In the code below I have a class named Category as shown and I created 3 instances
and performed the deposit method on one of them only (c1). I called the balance of c2 and it came as I expected, but when I called the ledger of c2 which I expected to come as [ ], it came the same as if I were to call ledger of c1. Why is that? (if we were to assume that the balance and ledger variables are both of the class type, why aren’t they both (when called with c2) changed according to the method deposit performed on c1, why is it just ledger that is affected?)

class Category:
    balance = 0
    ledger = []

    def __init__(self, category_name):
        self.category_name = category_name

    def deposit(self, amount, description=""):
        self.amount = amount
        self.description = description
        self.balance += self.amount
        self.ledger.append({'amount': self.amount, 'description': self.description})

c1 = Category("clothing")
c2 = Category("food")
c3 = Category('entertainment')
c1.deposit(500, "from working in Italy")


So I think you are supposed to use “self.ledger”. This is because the “self” part means that the ledger is only attached/bound to its ‘instance’.
However in your code, the “ledger” is used by all the instances you created.

I see it like the “self” is a placeholder for for the specific “instance”.

For example:

class Category:

def __init__(self, category_name):
    self.list = []

def add(self, amount):

a1 = Category(“clothing”)
c2 = Category(“food”)
print("a1 list: ", a1.list)
print("c2 list: ", c2.list)


a1 list: [23]
c2 list: [ ]

In this case, each instance has its own list. In “self.list”, the “self” part becomes attached to the “a1” or the “c2” part.

There’s few aspects here. Both balance and ledger are class variables. To fully use them as such proper syntax would be Category.balance and Category.ledger. Referring to them as self.balance and self.ledger adds some peculiarity to the behavior here.

Generally when trying to use attribute as self.variable_name, python will first check that name among instance variables. After that among the class variables (and then in parent classes of the class, if they exist).

Because ledger is a list and at any point isn’t rewritten, but just mutated self.ledger still points to the original list from the class variable.

With balance, in this case specifically, is a bit more complicated. This line is really two steps: self.balance += self.amount.

First reading from self.balance, then saving result of addition with self.amount to the self.balance. Because instance doesn’t have balance variable, balance name is searched among class variables, from where, the initial 0 is obtained. The self.amount is added to the 0, the result of it is assigned to the self.balance. However this time python doesn’t (need to) look in the class variables, because that’s just an assignment and the result is saved as an instance variable.
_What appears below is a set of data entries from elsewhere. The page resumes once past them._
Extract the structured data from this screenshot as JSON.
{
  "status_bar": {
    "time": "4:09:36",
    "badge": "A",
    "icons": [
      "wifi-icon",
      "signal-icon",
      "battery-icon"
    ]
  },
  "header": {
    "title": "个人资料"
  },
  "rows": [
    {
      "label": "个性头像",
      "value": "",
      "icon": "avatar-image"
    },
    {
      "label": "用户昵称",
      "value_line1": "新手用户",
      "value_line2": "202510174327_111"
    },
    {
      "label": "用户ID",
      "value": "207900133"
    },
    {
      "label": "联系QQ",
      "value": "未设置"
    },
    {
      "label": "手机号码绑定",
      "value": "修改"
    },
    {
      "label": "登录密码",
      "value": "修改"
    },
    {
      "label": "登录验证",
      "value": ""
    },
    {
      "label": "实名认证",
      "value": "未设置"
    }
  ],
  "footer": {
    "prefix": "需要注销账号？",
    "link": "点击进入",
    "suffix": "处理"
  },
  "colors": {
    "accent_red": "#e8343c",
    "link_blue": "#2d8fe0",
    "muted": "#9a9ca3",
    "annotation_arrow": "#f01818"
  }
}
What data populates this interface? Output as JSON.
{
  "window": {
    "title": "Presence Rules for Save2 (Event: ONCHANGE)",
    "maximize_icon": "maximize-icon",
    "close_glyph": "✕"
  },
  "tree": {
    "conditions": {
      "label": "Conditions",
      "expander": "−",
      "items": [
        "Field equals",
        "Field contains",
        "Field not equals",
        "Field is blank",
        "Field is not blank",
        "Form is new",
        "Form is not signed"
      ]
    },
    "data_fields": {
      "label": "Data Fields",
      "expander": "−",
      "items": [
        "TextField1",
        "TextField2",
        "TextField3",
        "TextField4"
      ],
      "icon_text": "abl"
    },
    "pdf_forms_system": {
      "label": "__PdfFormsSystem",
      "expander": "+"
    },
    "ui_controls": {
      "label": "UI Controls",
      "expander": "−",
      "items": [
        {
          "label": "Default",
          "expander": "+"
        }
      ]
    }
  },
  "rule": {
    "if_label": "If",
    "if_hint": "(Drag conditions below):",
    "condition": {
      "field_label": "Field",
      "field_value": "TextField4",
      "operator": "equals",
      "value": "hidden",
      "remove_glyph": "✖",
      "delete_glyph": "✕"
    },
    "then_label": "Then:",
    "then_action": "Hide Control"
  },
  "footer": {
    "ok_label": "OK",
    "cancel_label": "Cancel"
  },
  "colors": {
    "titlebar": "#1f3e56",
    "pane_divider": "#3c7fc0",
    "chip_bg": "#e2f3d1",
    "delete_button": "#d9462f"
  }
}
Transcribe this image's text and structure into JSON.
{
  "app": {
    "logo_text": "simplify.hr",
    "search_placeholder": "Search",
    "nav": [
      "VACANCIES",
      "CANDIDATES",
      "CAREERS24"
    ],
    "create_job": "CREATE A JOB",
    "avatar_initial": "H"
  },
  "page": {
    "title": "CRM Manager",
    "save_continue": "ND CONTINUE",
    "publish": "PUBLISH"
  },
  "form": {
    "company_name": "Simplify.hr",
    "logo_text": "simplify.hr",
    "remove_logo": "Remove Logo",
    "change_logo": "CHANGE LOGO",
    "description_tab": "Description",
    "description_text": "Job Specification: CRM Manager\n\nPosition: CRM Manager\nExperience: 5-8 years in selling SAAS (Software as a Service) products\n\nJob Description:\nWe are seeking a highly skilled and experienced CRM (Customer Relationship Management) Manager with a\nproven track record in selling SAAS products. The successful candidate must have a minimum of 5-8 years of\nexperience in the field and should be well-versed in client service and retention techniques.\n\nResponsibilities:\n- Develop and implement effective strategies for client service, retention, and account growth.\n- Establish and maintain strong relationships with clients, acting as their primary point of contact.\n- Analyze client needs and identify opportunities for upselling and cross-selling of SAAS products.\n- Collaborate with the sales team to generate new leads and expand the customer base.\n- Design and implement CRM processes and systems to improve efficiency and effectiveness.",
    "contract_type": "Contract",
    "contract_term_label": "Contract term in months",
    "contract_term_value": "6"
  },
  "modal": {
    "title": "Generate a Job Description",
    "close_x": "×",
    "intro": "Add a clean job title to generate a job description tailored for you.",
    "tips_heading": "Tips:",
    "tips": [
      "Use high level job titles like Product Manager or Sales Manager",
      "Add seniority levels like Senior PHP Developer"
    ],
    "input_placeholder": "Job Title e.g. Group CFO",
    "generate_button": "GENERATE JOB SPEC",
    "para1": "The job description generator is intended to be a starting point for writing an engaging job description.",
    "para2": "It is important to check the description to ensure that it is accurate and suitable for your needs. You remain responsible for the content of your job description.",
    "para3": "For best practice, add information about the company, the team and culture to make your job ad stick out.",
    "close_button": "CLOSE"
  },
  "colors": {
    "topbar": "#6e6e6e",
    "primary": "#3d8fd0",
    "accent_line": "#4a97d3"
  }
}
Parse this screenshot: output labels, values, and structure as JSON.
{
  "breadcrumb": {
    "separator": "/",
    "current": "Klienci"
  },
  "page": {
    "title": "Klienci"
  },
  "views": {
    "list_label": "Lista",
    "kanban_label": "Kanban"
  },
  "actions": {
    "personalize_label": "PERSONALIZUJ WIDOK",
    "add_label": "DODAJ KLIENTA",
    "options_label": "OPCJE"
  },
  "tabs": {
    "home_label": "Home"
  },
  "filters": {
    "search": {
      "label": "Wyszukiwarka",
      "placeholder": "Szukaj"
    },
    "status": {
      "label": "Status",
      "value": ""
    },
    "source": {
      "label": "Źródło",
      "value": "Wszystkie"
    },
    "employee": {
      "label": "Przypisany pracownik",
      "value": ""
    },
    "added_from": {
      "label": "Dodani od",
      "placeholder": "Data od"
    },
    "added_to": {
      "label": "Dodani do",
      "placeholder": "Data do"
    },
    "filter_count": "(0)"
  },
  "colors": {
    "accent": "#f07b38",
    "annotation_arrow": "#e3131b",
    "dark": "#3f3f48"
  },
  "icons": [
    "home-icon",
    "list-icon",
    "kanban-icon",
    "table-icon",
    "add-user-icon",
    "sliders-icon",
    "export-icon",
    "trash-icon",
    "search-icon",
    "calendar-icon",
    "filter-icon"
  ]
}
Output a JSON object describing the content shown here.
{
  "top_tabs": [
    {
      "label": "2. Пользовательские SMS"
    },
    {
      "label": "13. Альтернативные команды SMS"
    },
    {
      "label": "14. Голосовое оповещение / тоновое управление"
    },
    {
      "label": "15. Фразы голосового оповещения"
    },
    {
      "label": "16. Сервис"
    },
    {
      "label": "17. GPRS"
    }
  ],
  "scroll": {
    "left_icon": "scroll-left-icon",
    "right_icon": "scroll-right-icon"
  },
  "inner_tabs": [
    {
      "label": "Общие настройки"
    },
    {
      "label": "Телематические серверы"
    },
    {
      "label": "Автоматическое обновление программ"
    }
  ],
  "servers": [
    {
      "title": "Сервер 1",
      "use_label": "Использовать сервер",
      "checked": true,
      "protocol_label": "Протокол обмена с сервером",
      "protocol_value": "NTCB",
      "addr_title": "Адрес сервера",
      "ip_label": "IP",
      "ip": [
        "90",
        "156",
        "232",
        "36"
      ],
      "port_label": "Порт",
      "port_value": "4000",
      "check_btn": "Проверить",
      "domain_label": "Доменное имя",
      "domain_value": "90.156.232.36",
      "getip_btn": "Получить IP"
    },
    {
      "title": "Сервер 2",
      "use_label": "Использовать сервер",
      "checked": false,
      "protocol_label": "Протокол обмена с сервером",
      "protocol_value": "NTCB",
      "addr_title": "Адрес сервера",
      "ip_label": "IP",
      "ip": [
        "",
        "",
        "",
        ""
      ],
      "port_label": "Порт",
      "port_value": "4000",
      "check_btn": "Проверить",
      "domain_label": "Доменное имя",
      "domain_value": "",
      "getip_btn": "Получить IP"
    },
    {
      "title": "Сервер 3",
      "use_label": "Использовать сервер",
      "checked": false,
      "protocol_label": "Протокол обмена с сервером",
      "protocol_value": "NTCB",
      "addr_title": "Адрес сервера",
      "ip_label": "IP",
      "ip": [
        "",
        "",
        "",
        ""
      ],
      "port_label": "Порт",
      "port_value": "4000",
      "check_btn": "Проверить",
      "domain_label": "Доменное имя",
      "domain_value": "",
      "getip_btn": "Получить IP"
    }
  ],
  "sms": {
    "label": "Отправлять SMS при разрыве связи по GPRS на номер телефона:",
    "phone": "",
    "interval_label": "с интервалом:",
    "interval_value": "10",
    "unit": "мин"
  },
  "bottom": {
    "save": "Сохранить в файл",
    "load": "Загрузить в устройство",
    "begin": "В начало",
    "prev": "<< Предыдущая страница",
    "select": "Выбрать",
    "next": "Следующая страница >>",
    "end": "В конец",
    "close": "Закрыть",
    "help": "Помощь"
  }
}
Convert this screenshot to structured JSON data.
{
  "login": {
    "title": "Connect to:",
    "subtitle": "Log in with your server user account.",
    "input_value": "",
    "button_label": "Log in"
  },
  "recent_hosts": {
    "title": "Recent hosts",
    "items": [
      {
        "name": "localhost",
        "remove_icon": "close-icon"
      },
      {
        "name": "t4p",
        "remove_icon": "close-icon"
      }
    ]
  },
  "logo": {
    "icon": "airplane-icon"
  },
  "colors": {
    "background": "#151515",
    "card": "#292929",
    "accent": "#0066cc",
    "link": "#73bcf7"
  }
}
I tried that already, thanks for the comment, but my question is why the balance variable acted like an instance variable while ledger didn’t ( with the note that they both are class variables).

Thanks for clarifying, but still I got some questions on your reply, hope you don’t mind.

  1. How can the ledger be rewritten in your explanation above and how would that affect it being searched among class or instance variables?

  2. In the end, if I understood you correctly, you mention that Python looked up the self.balance value among the class variables and added it with the self.amount variable and then assigned the result to ( self.balance) but this time self.balance is considered as an instance variable that is different from the class variable or what, I am really confused.

  1. For example if instead of self.ledger.append(...) there would be
self.ledger = self.ledger + [{'amount': self.amount, 'description': self.description}]`

Then ledger would behave similarly to the balance variable.

  1. It is confusing. The gist of it is that when variable is read it can be read from different places (instance variables, class variables, etc.), but when it is written then it’s written, well, literally where code says. self refers to instance, so it’s written as instance variable. Using Category.balance would write it as class variable.

Having said that, usually it’s better to default to using instance variables. Unless there’s a specific reason why class variable is used.